1,0,133,1,881250949,Gone with the Wind (1939)
2,196,242,3,881250949,Kolya (1996)
3,186,302,3,891717742,L.A. Confidential (1997)
4,22,377,1,878887116,Heavyweights (1994)
5,244,51,2,880606923,Legends of the Fall (1994)
6,166,346,1,886397596,Jackie Brown (1997)
7,298,474,4,884182806,Dr. Strangelove or: How I Learned to Stop Worr...
8,115,265,2,881171488,"Hunt for Red October, The (1990)"
9,253,465,5,891628467,"Jungle Book, The (1994)"


In [14]:
#Let's check that if a movie_id is the same, you get the same title
ratings_check = ratings_df_complete.loc[ratings_df_complete.movie_id == 302]
ratings_check.head()

Unnamed: 0,user_id,movie_id,rating,timestamp,movie_title
3,186,302,3,891717742,L.A. Confidential (1997)
367,191,302,4,891560253,L.A. Confidential (1997)
704,49,302,4,888065432,L.A. Confidential (1997)
808,54,302,4,880928519,L.A. Confidential (1997)
1105,62,302,3,879371909,L.A. Confidential (1997)


Alright! Based on table and our checks, it looks we should be good to go on to EDA The last step would be to export our table so we can use it later

In [15]:
#Export as a CSV so we can begin using it
ratings_df_complete.to_csv('Ratings_Table_COMPLETE.csv')

That should complete this portion of the project!
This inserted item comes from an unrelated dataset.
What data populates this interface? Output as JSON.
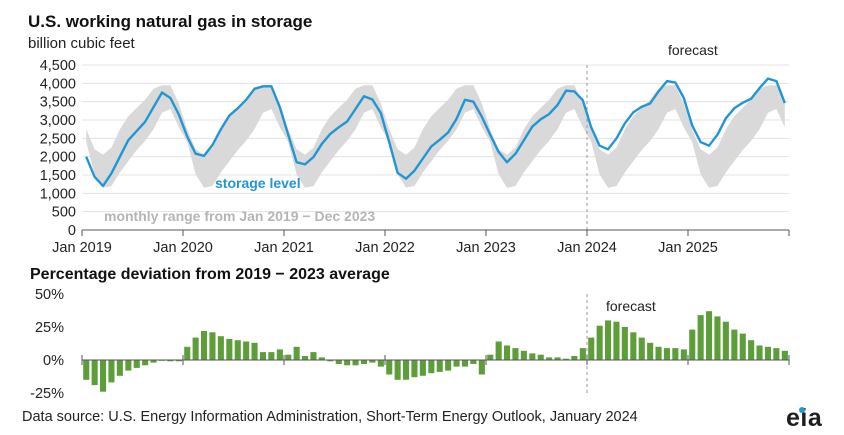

Next, we'll move onto EDA which may need to be modified a little given that we are working on a recommendation system!

Note on outliers: For a data set like this, where outliers need to be evaluted on either a row-based metric (i.e., did the user rate a bunch of movies but a specific movie rated by that users is substantially different than the other movies the user rated) or a column-based metric (i.e., a movie has gotten an in ordinate amount of ratings and a few of the ratings fall outside the range of the many ratings), it's going to be tough to really parse out whether an "outlier" is of value or something else. This is because the features we are evaluating are going to be explored in the context of "collaborative filting" where each user has preferences and it is perfectly valid for them to have "outlier" observations. During the rest of the process, we may come across items that need to be considered, but for now, it's tough to deduce if anything is genuinely an outlier.